ECLI:NL:TGZRAMS:2025:171 Regionaal Tuchtcollege voor de Gezondheidszorg Amsterdam A2023/6643
ECLI: | ECLI:NL:TGZRAMS:2025:171 |
---|---|
Datum uitspraak: | 01-07-2025 |
Datum publicatie: | 01-07-2025 |
Zaaknummer(s): | A2023/6643 |
Onderwerp: | Overige klachten |
Beslissingen: | Ongegrond/afwijzing |
Inhoudsindicatie: | Ongegronde klacht tegen een orthopedagoog-generalist. De orthopedagoog-generalist heeft een psychodiagnostisch onderzoek uitgevoerd bij de dochter van klaagster. Daarna vonden adviesgesprekken plaats met klaagster en haar ex-partner over de bevindingen vanuit het onderzoek. Klaagster verwijt de orthopedagoog-generalist dat zij onprofessioneel heeft gehandeld en onvoldoende regie heeft gehouden. Daarnaast verwijt klaagster haar dat zij onterecht een melding bij Veilig Thuis heeft gedaan. Het eerste klachtonderdeel is deels verjaard, dus klaagster is voor dat deel niet-ontvankelijk. Voor het overige is de klacht ongegrond. Het college heeft niet kunnen vaststellen dat de orthopedagoog-generalist onprofessioneel heeft gehandeld dan wel onvoldoende regie heeft gehouden. Van partijdigheid of onzorgvuldigheid is niet gebleken. De orthopedagoog-generalist heeft naar voren gebracht dat zij wellicht na afronding van het psychodiagnostisch onderzoek had moeten stoppen met het traject met de beide ouders, ondanks dat klaagster haar had gevraagd de begeleiding voort te zetten. Het college onderschrijft dit, maar is tevens van oordeel dat dit niet voldoende is om een tuchtrechtelijk verwijt op te leveren. Voor wat betreft de Veilig Thuismelding is het college is van oordeel dat de orthopedagoog-generalist voldoende inzichtelijk heeft gemaakt dat zij bij het doen van de melding het stappenplan uit het afwegingskader heeft gevolgd en een zorgvuldige afweging heeft gemaakt. |
A2023/6643
Beslissing van 22 oktober 2024
REGIONAAL TUCHTCOLLEGE VOOR DE GEZONDHEIDSZORG AMSTERDAM
Beslissing van 22 oktober 2024 op de klacht van:
A,
wonende in B,
klaagster,
gemachtigde: mr. P. van Lingen, werkzaam in Den Helder,
tegen
C,
orthopedagoog-generalist,
werkzaam in B,
verweerster, hierna ook: de orthopedagoog-generalist,
gemachtigde: mr. C.G. Versteeg, werkzaam in Bussum.

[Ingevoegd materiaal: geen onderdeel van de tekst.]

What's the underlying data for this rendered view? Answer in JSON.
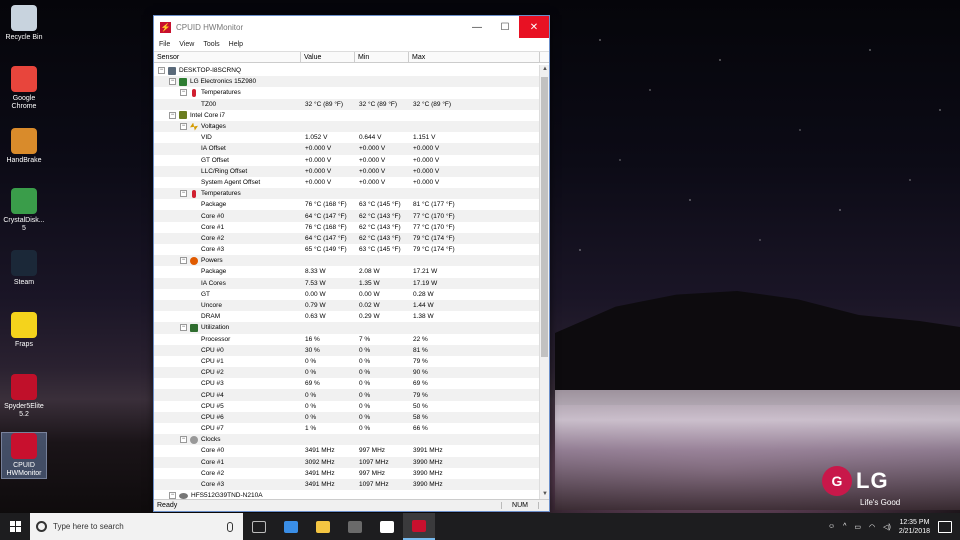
{
  "desktop": {
    "icons": [
      {
        "label": "Recycle Bin",
        "color": "#c8d3de"
      },
      {
        "label": "Google Chrome",
        "color": "#e8453c"
      },
      {
        "label": "HandBrake",
        "color": "#d98b2b"
      },
      {
        "label": "CrystalDisk... 5",
        "color": "#3a9d4a"
      },
      {
        "label": "Steam",
        "color": "#1b2838"
      },
      {
        "label": "Fraps",
        "color": "#f4d31c"
      },
      {
        "label": "Spyder5Elite 5.2",
        "color": "#c0102a"
      },
      {
        "label": "CPUID HWMonitor",
        "color": "#c8102e"
      }
    ],
    "brand": {
      "logo": "LG",
      "tagline": "Life's Good"
    }
  },
  "window": {
    "title": "CPUID HWMonitor",
    "menu": [
      "File",
      "View",
      "Tools",
      "Help"
    ],
    "columns": [
      "Sensor",
      "Value",
      "Min",
      "Max"
    ],
    "rows": [
      {
        "level": 0,
        "exp": "-",
        "icon": "pc",
        "name": "DESKTOP-I8SCRNQ",
        "v": "",
        "mn": "",
        "mx": ""
      },
      {
        "level": 1,
        "exp": "-",
        "icon": "mb",
        "name": "LG Electronics 15Z980",
        "v": "",
        "mn": "",
        "mx": ""
      },
      {
        "level": 2,
        "exp": "-",
        "icon": "therm",
        "name": "Temperatures",
        "v": "",
        "mn": "",
        "mx": ""
      },
      {
        "level": 3,
        "exp": "",
        "icon": "",
        "name": "TZ00",
        "v": "32 °C  (89 °F)",
        "mn": "32 °C  (89 °F)",
        "mx": "32 °C  (89 °F)"
      },
      {
        "level": 1,
        "exp": "-",
        "icon": "cpu",
        "name": "Intel Core i7",
        "v": "",
        "mn": "",
        "mx": ""
      },
      {
        "level": 2,
        "exp": "-",
        "icon": "volt",
        "name": "Voltages",
        "v": "",
        "mn": "",
        "mx": ""
      },
      {
        "level": 3,
        "exp": "",
        "icon": "",
        "name": "VID",
        "v": "1.052 V",
        "mn": "0.644 V",
        "mx": "1.151 V"
      },
      {
        "level": 3,
        "exp": "",
        "icon": "",
        "name": "IA Offset",
        "v": "+0.000 V",
        "mn": "+0.000 V",
        "mx": "+0.000 V"
      },
      {
        "level": 3,
        "exp": "",
        "icon": "",
        "name": "GT Offset",
        "v": "+0.000 V",
        "mn": "+0.000 V",
        "mx": "+0.000 V"
      },
      {
        "level": 3,
        "exp": "",
        "icon": "",
        "name": "LLC/Ring Offset",
        "v": "+0.000 V",
        "mn": "+0.000 V",
        "mx": "+0.000 V"
      },
      {
        "level": 3,
        "exp": "",
        "icon": "",
        "name": "System Agent Offset",
        "v": "+0.000 V",
        "mn": "+0.000 V",
        "mx": "+0.000 V"
      },
      {
        "level": 2,
        "exp": "-",
        "icon": "therm",
        "name": "Temperatures",
        "v": "",
        "mn": "",
        "mx": ""
      },
      {
        "level": 3,
        "exp": "",
        "icon": "",
        "name": "Package",
        "v": "76 °C  (168 °F)",
        "mn": "63 °C  (145 °F)",
        "mx": "81 °C  (177 °F)"
      },
      {
        "level": 3,
        "exp": "",
        "icon": "",
        "name": "Core #0",
        "v": "64 °C  (147 °F)",
        "mn": "62 °C  (143 °F)",
        "mx": "77 °C  (170 °F)"
      },
      {
        "level": 3,
        "exp": "",
        "icon": "",
        "name": "Core #1",
        "v": "76 °C  (168 °F)",
        "mn": "62 °C  (143 °F)",
        "mx": "77 °C  (170 °F)"
      },
      {
        "level": 3,
        "exp": "",
        "icon": "",
        "name": "Core #2",
        "v": "64 °C  (147 °F)",
        "mn": "62 °C  (143 °F)",
        "mx": "79 °C  (174 °F)"
      },
      {
        "level": 3,
        "exp": "",
        "icon": "",
        "name": "Core #3",
        "v": "65 °C  (149 °F)",
        "mn": "63 °C  (145 °F)",
        "mx": "79 °C  (174 °F)"
      },
      {
        "level": 2,
        "exp": "-",
        "icon": "pow",
        "name": "Powers",
        "v": "",
        "mn": "",
        "mx": ""
      },
      {
        "level": 3,
        "exp": "",
        "icon": "",
        "name": "Package",
        "v": "8.33 W",
        "mn": "2.08 W",
        "mx": "17.21 W"
      },
      {
        "level": 3,
        "exp": "",
        "icon": "",
        "name": "IA Cores",
        "v": "7.53 W",
        "mn": "1.35 W",
        "mx": "17.19 W"
      },
      {
        "level": 3,
        "exp": "",
        "icon": "",
        "name": "GT",
        "v": "0.00 W",
        "mn": "0.00 W",
        "mx": "0.28 W"
      },
      {
        "level": 3,
        "exp": "",
        "icon": "",
        "name": "Uncore",
        "v": "0.79 W",
        "mn": "0.02 W",
        "mx": "1.44 W"
      },
      {
        "level": 3,
        "exp": "",
        "icon": "",
        "name": "DRAM",
        "v": "0.63 W",
        "mn": "0.29 W",
        "mx": "1.38 W"
      },
      {
        "level": 2,
        "exp": "-",
        "icon": "util",
        "name": "Utilization",
        "v": "",
        "mn": "",
        "mx": ""
      },
      {
        "level": 3,
        "exp": "",
        "icon": "",
        "name": "Processor",
        "v": "16 %",
        "mn": "7 %",
        "mx": "22 %"
      },
      {
        "level": 3,
        "exp": "",
        "icon": "",
        "name": "CPU #0",
        "v": "30 %",
        "mn": "0 %",
        "mx": "81 %"
      },
      {
        "level": 3,
        "exp": "",
        "icon": "",
        "name": "CPU #1",
        "v": "0 %",
        "mn": "0 %",
        "mx": "79 %"
      },
      {
        "level": 3,
        "exp": "",
        "icon": "",
        "name": "CPU #2",
        "v": "0 %",
        "mn": "0 %",
        "mx": "90 %"
      },
      {
        "level": 3,
        "exp": "",
        "icon": "",
        "name": "CPU #3",
        "v": "69 %",
        "mn": "0 %",
        "mx": "69 %"
      },
      {
        "level": 3,
        "exp": "",
        "icon": "",
        "name": "CPU #4",
        "v": "0 %",
        "mn": "0 %",
        "mx": "79 %"
      },
      {
        "level": 3,
        "exp": "",
        "icon": "",
        "name": "CPU #5",
        "v": "0 %",
        "mn": "0 %",
        "mx": "50 %"
      },
      {
        "level": 3,
        "exp": "",
        "icon": "",
        "name": "CPU #6",
        "v": "0 %",
        "mn": "0 %",
        "mx": "58 %"
      },
      {
        "level": 3,
        "exp": "",
        "icon": "",
        "name": "CPU #7",
        "v": "1 %",
        "mn": "0 %",
        "mx": "66 %"
      },
      {
        "level": 2,
        "exp": "-",
        "icon": "clk",
        "name": "Clocks",
        "v": "",
        "mn": "",
        "mx": ""
      },
      {
        "level": 3,
        "exp": "",
        "icon": "",
        "name": "Core #0",
        "v": "3491 MHz",
        "mn": "997 MHz",
        "mx": "3991 MHz"
      },
      {
        "level": 3,
        "exp": "",
        "icon": "",
        "name": "Core #1",
        "v": "3092 MHz",
        "mn": "1097 MHz",
        "mx": "3990 MHz"
      },
      {
        "level": 3,
        "exp": "",
        "icon": "",
        "name": "Core #2",
        "v": "3491 MHz",
        "mn": "997 MHz",
        "mx": "3990 MHz"
      },
      {
        "level": 3,
        "exp": "",
        "icon": "",
        "name": "Core #3",
        "v": "3491 MHz",
        "mn": "1097 MHz",
        "mx": "3990 MHz"
      },
      {
        "level": 1,
        "exp": "-",
        "icon": "hdd",
        "name": "HFS512G39TND-N210A",
        "v": "",
        "mn": "",
        "mx": ""
      }
    ],
    "status": {
      "left": "Ready",
      "num": "NUM"
    }
  },
  "taskbar": {
    "search_placeholder": "Type here to search",
    "apps": [
      {
        "name": "task-view",
        "color": "#bbbbbb"
      },
      {
        "name": "edge",
        "color": "#3a8ee6"
      },
      {
        "name": "file-explorer",
        "color": "#f4c542"
      },
      {
        "name": "store",
        "color": "#6a6a6a"
      },
      {
        "name": "mail",
        "color": "#ffffff"
      },
      {
        "name": "hwmonitor",
        "color": "#c8102e"
      }
    ],
    "time": "12:35 PM",
    "date": "2/21/2018"
  }
}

1. Waar gaat de zaak over?
1.1 Klaagster heeft zich in februari 2020 tot de werkgever van de orthopedagoog-generalist
gewend met een hulpvraag inzake de gedragsproblematiek van haar dochter. In eerste
instantie werd het traject ‘Kinderen uit de knel’ gestart. De orthopedagoog-generalist
zelf was vervolgens vanaf augustus 2021 betrokken bij het uitvoeren van een psychodiagnostisch
onderzoek van de dochter. Klaagster is niet tevreden over de wijze waarop de orthopedagoog-generalist
dit onderzoek heeft uitgevoerd en afgerond. Ook heeft de orthopedagoog-generalist
in september 2022 een melding bij Veilig Thuis gedaan die volgens klaagster niet op
de door het - bij de Meldcode behorende - Afwegingskader voorgeschreven wijze is uitgevoerd.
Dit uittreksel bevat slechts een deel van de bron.